# Hit the North MTB race ***New date, now 8th Dec 2018***



## Wrigley Velo (23 Mar 2018)

Ave it!!!!! Great course two hours of pain and fun! Entries now open!


----------



## dan_bo (23 Mar 2018)

@fossyant @Hacienda71 @I like Skol @


----------



## dan_bo (23 Mar 2018)

@smokeysmoo @Broughtonblue


----------



## dan_bo (23 Mar 2018)

@Crackle


----------



## Hacienda71 (23 Mar 2018)

Cx doable?


----------



## dan_bo (23 Mar 2018)

Hacienda71 said:


> Cx doable?


I did last year. Lost on a couple of sections gained on others.


----------



## I like Skol (23 Mar 2018)

Interesting. Wonder if my physical state will be up to it by then?

https://www.britishcycling.org.uk/events/details/176901/Hit-the-North-6


----------



## dan_bo (23 Mar 2018)

I like Skol said:


> Interesting. Wonder if my physical state will be up to it by then?
> 
> https://www.britishcycling.org.uk/events/details/176901/Hit-the-North-6


Only you (and the boss/doc) can say mate.


----------



## I like Skol (23 Mar 2018)

I know I can do it and beat your ass in the process! 

The question is, how much pain will I be in at the end and will it screw up my broken neck recovery?


----------



## I like Skol (24 Mar 2018)

Been thinking about this event, mainly because of the frustration of wanting to do it and being unable to do so even though it is right on my door step.
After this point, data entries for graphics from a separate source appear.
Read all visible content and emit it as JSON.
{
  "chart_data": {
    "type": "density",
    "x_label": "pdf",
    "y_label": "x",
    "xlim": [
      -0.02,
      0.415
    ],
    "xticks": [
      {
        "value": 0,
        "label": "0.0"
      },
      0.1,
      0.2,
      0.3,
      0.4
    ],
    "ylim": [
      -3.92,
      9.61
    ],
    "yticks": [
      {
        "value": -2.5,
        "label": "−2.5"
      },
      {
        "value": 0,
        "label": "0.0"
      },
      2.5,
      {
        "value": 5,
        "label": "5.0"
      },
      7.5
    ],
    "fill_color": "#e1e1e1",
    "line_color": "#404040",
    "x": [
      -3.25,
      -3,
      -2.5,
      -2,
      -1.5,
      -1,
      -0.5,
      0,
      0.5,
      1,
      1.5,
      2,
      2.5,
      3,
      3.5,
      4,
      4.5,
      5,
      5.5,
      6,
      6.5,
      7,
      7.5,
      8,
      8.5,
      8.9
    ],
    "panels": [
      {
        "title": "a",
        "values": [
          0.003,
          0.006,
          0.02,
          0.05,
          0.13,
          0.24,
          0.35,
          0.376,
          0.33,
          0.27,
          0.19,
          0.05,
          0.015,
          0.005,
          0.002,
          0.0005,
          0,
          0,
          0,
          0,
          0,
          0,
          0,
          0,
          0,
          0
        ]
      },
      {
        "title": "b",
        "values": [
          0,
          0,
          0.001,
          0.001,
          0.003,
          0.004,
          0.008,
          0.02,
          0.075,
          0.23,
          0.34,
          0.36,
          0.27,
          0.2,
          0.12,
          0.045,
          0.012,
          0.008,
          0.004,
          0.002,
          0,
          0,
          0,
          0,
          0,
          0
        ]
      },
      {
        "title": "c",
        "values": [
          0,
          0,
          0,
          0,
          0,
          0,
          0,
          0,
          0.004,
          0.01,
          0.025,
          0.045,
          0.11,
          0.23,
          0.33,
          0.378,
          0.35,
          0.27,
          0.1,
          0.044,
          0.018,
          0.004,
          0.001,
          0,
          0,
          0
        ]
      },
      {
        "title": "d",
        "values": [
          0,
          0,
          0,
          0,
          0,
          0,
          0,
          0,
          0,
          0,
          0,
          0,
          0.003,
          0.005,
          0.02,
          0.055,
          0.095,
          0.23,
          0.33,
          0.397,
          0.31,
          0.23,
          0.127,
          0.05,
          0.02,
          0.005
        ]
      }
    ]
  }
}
I don't know how many places were available in total but the remaining places has gone from 300 to 270 overnight so selling fast. The thing that is puzzling me is how they are going to lay out the course? The MTB trails on the hill side are largely twisty single track through the trees so no way on earth 300+ riders can race on there as there is almost zero opportunity to overtake so they will have to be out of bounds.
I guess the course will have to be set out in the surrounding open hill side and some of the Irwell valley floor? Would be interesting to see so might have to pop along as a spectator and cheer @dan_bo on


----------



## dan_bo (24 Mar 2018)

I like Skol said:


> I know I can do it and beat your ass in the process!
> 
> The question is, how much pain will I be in when I suggest this event to the wife and will it screw up my broken neck recovery?


----------



## Crackle (24 Mar 2018)

Nah, not my thing.


----------



## GuyBoden (27 Mar 2018)

Is this a M.E.S tribute ride.


----------



## smokeysmoo (28 Mar 2018)

Just seen this. My bikes are in great condition, but sadly I'm not

I went out on Sunday for the first time in ages, managed a whisker over 20 miles but had to stop a couple of times on the way back and really struggled the last couple of miles


----------



## dan_bo (28 Mar 2018)

smokeysmoo said:


> Just seen this. My bikes are in great condition, but sadly I'm not
> 
> I went out on Sunday for the first time in ages, managed a whisker over 20 miles but had to stop a couple of times on the way back and really struggled the last couple of miles


if you fancy it mate you'll be reet. Be nice to meet you.


----------



## I like Skol (28 Mar 2018)

Still 235 places left......


----------



## I like Skol (19 May 2018)

Race postponed until 8th Dec 2018. See original link for details and online entry.


----------